6. The VPU-based noise reduction processing method as described in claim 1, characterized in that, The step of training the neural network model based on the second target task and the first frequency domain signal for the second target task includes: Based on the neural network model and the second target task, speech activity detection is performed on the first frequency domain signal to obtain speech activity detection results; The speech activity detection result and the speech activity label corresponding to the first VPU mixed signal are input into a preset speech activity detection loss function for calculation to obtain the second prediction loss; The neural network model is updated based on the second prediction loss to train the neural network model for the second objective.

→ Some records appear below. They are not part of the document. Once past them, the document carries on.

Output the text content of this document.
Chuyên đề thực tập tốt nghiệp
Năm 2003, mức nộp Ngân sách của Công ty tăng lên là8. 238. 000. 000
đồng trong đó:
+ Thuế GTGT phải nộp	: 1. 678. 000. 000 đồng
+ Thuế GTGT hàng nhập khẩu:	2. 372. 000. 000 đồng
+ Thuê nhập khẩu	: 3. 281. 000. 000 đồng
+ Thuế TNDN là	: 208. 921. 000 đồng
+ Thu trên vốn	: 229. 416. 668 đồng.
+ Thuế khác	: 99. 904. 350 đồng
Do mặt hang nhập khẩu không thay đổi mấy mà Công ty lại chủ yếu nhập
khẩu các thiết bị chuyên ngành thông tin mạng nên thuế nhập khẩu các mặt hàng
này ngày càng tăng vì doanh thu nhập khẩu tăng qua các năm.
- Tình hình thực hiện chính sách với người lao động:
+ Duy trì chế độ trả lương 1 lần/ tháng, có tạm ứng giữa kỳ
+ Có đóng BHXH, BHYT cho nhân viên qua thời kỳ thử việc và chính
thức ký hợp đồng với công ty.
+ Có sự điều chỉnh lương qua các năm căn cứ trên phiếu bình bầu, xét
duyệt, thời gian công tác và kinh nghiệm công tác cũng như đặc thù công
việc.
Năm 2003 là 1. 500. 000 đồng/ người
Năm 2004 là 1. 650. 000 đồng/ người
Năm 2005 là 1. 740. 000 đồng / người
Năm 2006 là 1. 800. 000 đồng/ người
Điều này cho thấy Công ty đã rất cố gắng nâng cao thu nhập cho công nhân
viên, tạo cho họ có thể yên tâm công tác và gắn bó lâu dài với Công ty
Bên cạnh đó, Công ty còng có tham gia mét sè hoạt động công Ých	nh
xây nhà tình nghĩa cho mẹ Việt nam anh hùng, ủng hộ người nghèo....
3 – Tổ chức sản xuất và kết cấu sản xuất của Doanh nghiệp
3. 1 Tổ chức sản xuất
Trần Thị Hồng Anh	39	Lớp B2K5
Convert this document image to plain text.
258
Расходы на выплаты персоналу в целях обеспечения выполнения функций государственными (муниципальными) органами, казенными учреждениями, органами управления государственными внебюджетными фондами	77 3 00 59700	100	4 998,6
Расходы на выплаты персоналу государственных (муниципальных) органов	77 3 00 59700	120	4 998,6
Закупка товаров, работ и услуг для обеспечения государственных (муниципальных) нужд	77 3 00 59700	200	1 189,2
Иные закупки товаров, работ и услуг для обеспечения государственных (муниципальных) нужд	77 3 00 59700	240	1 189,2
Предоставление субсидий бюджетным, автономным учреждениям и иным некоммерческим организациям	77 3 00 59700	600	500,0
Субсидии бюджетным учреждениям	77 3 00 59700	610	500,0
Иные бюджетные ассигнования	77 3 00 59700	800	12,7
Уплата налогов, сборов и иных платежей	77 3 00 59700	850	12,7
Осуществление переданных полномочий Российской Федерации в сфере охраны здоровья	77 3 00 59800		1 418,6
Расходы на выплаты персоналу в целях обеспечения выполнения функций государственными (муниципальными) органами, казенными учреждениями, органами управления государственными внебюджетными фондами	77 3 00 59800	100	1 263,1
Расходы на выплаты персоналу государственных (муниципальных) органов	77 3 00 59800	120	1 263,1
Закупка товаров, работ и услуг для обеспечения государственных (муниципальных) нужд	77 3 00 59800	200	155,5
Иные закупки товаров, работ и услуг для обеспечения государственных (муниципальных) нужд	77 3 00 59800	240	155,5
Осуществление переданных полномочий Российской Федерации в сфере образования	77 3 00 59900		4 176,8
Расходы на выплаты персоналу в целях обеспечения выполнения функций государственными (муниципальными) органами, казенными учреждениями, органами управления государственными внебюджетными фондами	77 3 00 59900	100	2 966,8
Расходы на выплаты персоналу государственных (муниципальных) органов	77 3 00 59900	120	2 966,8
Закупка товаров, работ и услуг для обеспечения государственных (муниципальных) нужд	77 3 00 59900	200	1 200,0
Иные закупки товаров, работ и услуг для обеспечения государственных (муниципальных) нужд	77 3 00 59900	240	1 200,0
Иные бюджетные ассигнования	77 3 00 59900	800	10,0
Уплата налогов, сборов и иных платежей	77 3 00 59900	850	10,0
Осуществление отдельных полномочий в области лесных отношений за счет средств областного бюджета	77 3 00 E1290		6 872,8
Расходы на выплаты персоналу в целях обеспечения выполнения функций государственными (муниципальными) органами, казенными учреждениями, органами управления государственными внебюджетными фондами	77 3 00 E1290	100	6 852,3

7. The VPU-based noise reduction processing method according to any one of claims 1-6, characterized in that, The step of performing VPU signal denoising processing based on the neural network model after model training includes: If an actual VPU signal is acquired, the actual VPU signal is converted into a third frequency domain signal, and the third frequency domain signal is input into the neural network model after model training is completed, so that the third frequency domain signal is denoised according to the neural network model after training to generate a fourth frequency domain signal, and the fourth frequency domain signal is converted into a clean VPU speech signal corresponding to the actual VPU signal.
8. A noise reduction processing device based on VPU, characterized in that, The VPU-based noise reduction processing device includes: The conversion module is used to convert and merge the preset microphone voice signal and microphone noise signal according to the preset conversion rules between the microphone signal and the target VPU signal to obtain the VPU mixed signal. The model training module is used to convert the VPU mixed signal into a first frequency domain signal and train a preset neural network model based on the first frequency domain signal. The noise reduction module is used to perform VPU signal noise reduction processing based on the neural network model after model training.
9. A smart wearable device, characterized in that, The smart wearable device includes: a VPU, a memory, a processor, and a computer program stored in the memory and executable on the processor, the computer program being configured to implement the steps of the VPU-based noise reduction processing method as described in any one of claims 1 to 7.
10. A computer-readable storage medium, characterized in that, The computer-readable storage medium stores a computer program that, when executed by a processor, implements the steps of the VPU-based noise reduction processing method as described in any one of claims 1 to 7.